There is also the issue of firing people who are doing a good job, as Hall himself notes. We are talking about staff members who have worked loyally for the church for many years and are being cast aside because of a same-sex marriage or simply acknowledging that they are gay. The service they have been providing has been considered satisfactory or even exemplary, but now, that service is lost to the church because of a personal choice they may have made.

It is also clear that the church depends a great deal on the ministry of gays and lesbians and has done so for many years. Firing those who are serving the church well is a strange way of building up the body of Christ. Do we have enough workers in the vineyard that we can summarily dismiss those who have been providing quality service and are more than willing to continue providing those services?

Finally, the bishops appear to be ignoring the words of Pope Francis. Pope Francis has made no attempt to change any church doctrine, and there is no indication he has any plans to. Conservatives should be happy about this.

However, Pope Francis has also made clear that there does need to be a dramatic change in the way the church does business. Gone are the days of wholesale condemnation. Instead, we need to live in the world and embrace God's creatures and creation as good. A new openness is needed, and a recognition that all God's creatures have something positive to offer in renewing the church and the whole of God's kingdom.
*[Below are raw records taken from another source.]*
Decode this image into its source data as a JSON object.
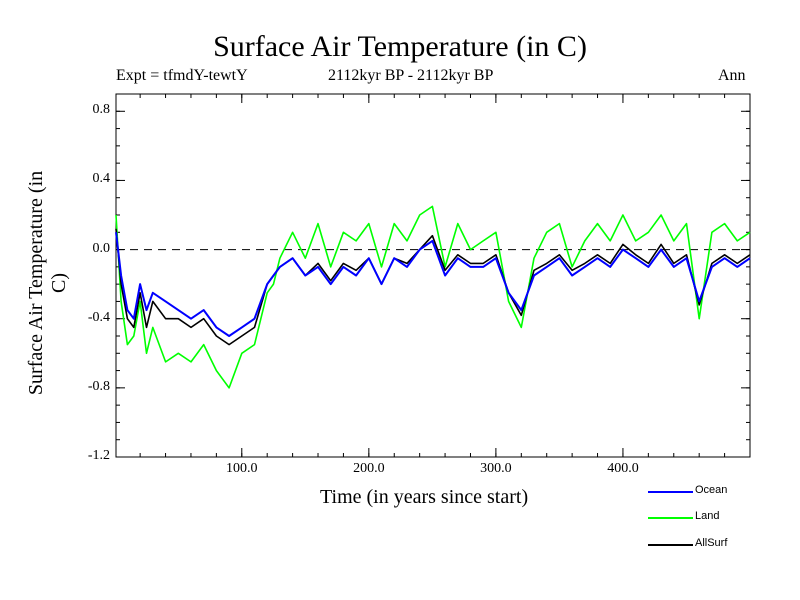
{
  "chart_data": {
    "type": "line",
    "title": "Surface Air Temperature (in C)",
    "subtitle_left": "Expt = tfmdY-tewtY",
    "subtitle_center": "2112kyr BP - 2112kyr BP",
    "subtitle_right": "Ann",
    "xlabel": "Time (in years since start)",
    "ylabel": "Surface Air Temperature (in C)",
    "xlim": [
      1,
      500
    ],
    "ylim": [
      -1.2,
      0.9
    ],
    "xticks": [
      100,
      200,
      300,
      400
    ],
    "xtick_labels": [
      "100.0",
      "200.0",
      "300.0",
      "400.0"
    ],
    "yticks": [
      0.8,
      0.4,
      0.0,
      -0.4,
      -0.8,
      -1.2
    ],
    "ytick_labels": [
      "0.8",
      "0.4",
      "0.0",
      "-0.4",
      "-0.8",
      "-1.2"
    ],
    "zero_line": 0.0,
    "series": [
      {
        "name": "Ocean",
        "color": "#0000ff",
        "x": [
          1,
          5,
          10,
          15,
          20,
          25,
          30,
          40,
          50,
          60,
          70,
          80,
          90,
          100,
          110,
          120,
          125,
          130,
          140,
          150,
          160,
          170,
          180,
          190,
          200,
          210,
          220,
          230,
          240,
          250,
          260,
          270,
          280,
          290,
          300,
          310,
          320,
          330,
          340,
          350,
          360,
          370,
          380,
          390,
          400,
          410,
          420,
          430,
          440,
          450,
          460,
          470,
          480,
          490,
          500
        ],
        "values": [
          0.1,
          -0.15,
          -0.35,
          -0.4,
          -0.2,
          -0.35,
          -0.25,
          -0.3,
          -0.35,
          -0.4,
          -0.35,
          -0.45,
          -0.5,
          -0.45,
          -0.4,
          -0.2,
          -0.15,
          -0.1,
          -0.05,
          -0.15,
          -0.1,
          -0.2,
          -0.1,
          -0.15,
          -0.05,
          -0.2,
          -0.05,
          -0.1,
          0.0,
          0.05,
          -0.15,
          -0.05,
          -0.1,
          -0.1,
          -0.05,
          -0.25,
          -0.35,
          -0.15,
          -0.1,
          -0.05,
          -0.15,
          -0.1,
          -0.05,
          -0.1,
          0.0,
          -0.05,
          -0.1,
          0.0,
          -0.1,
          -0.05,
          -0.3,
          -0.1,
          -0.05,
          -0.1,
          -0.05
        ]
      },
      {
        "name": "Land",
        "color": "#00ff00",
        "x": [
          1,
          5,
          10,
          15,
          20,
          25,
          30,
          40,
          50,
          60,
          70,
          80,
          90,
          100,
          110,
          120,
          125,
          130,
          140,
          150,
          160,
          170,
          180,
          190,
          200,
          210,
          220,
          230,
          240,
          250,
          260,
          270,
          280,
          290,
          300,
          310,
          320,
          330,
          340,
          350,
          360,
          370,
          380,
          390,
          400,
          410,
          420,
          430,
          440,
          450,
          460,
          470,
          480,
          490,
          500
        ],
        "values": [
          0.2,
          -0.3,
          -0.55,
          -0.5,
          -0.3,
          -0.6,
          -0.45,
          -0.65,
          -0.6,
          -0.65,
          -0.55,
          -0.7,
          -0.8,
          -0.6,
          -0.55,
          -0.25,
          -0.2,
          -0.05,
          0.1,
          -0.05,
          0.15,
          -0.1,
          0.1,
          0.05,
          0.15,
          -0.1,
          0.15,
          0.05,
          0.2,
          0.25,
          -0.1,
          0.15,
          0.0,
          0.05,
          0.1,
          -0.3,
          -0.45,
          -0.05,
          0.1,
          0.15,
          -0.1,
          0.05,
          0.15,
          0.05,
          0.2,
          0.05,
          0.1,
          0.2,
          0.05,
          0.15,
          -0.4,
          0.1,
          0.15,
          0.05,
          0.1
        ]
      },
      {
        "name": "AllSurf",
        "color": "#000000",
        "x": [
          1,
          5,
          10,
          15,
          20,
          25,
          30,
          40,
          50,
          60,
          70,
          80,
          90,
          100,
          110,
          120,
          125,
          130,
          140,
          150,
          160,
          170,
          180,
          190,
          200,
          210,
          220,
          230,
          240,
          250,
          260,
          270,
          280,
          290,
          300,
          310,
          320,
          330,
          340,
          350,
          360,
          370,
          380,
          390,
          400,
          410,
          420,
          430,
          440,
          450,
          460,
          470,
          480,
          490,
          500
        ],
        "values": [
          0.12,
          -0.2,
          -0.4,
          -0.45,
          -0.25,
          -0.45,
          -0.3,
          -0.4,
          -0.4,
          -0.45,
          -0.4,
          -0.5,
          -0.55,
          -0.5,
          -0.45,
          -0.2,
          -0.15,
          -0.1,
          -0.05,
          -0.15,
          -0.08,
          -0.18,
          -0.08,
          -0.12,
          -0.05,
          -0.2,
          -0.05,
          -0.08,
          0.0,
          0.08,
          -0.12,
          -0.03,
          -0.08,
          -0.08,
          -0.03,
          -0.25,
          -0.38,
          -0.12,
          -0.08,
          -0.03,
          -0.12,
          -0.08,
          -0.03,
          -0.08,
          0.03,
          -0.03,
          -0.08,
          0.03,
          -0.08,
          -0.03,
          -0.32,
          -0.08,
          -0.03,
          -0.08,
          -0.03
        ]
      }
    ],
    "legend": [
      "Ocean",
      "Land",
      "AllSurf"
    ]
  }
}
Why are the bishops not hearing or responding to this message? Do they simply not get it? Do they just not agree with the pope and are choosing to defy or ignore the Francis message? Do they believe that Francis won't be around that long and they will just wait it out until a pope more to their liking comes along?

What they need to understand is that this is not just about Francis. This is about coming to grips with the world around them. Bishops need to recognize that today's culture has moved to a different place on a number of issues. They can choose to stand on the sidelines and become more and more irrelevant. In doing so, they will find that fewer and fewer members even of the faithful will bother to listen to what they have to say.
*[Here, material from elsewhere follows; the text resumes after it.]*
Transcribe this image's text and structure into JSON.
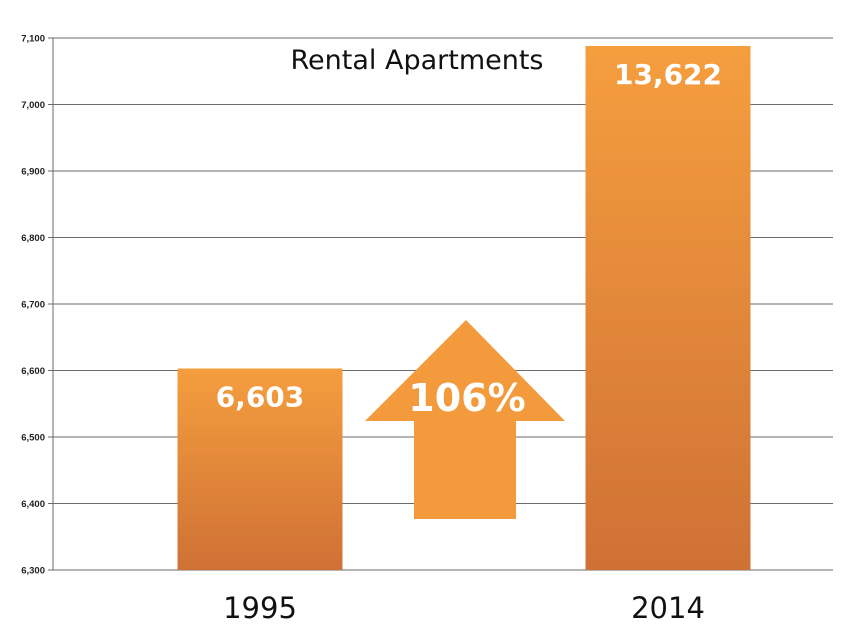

The alternative is to be more welcoming to the world around them. Bishops need to stop the knee-jerk reaction of forcefully condemning every statement that they don't understand or disagree with. One doesn't have to agree with everything one has to say in order to work with them or allow them to provide a service to the community. How refreshing it would be if the bishops were to choose to be a part of the world rather than isolating themselves and ensuring that their utterances are not seen as constructive or helpful to the wider world around them. Ultimately, the bishops need to shed their attachment to power and learn to serve as did the Lord Jesus.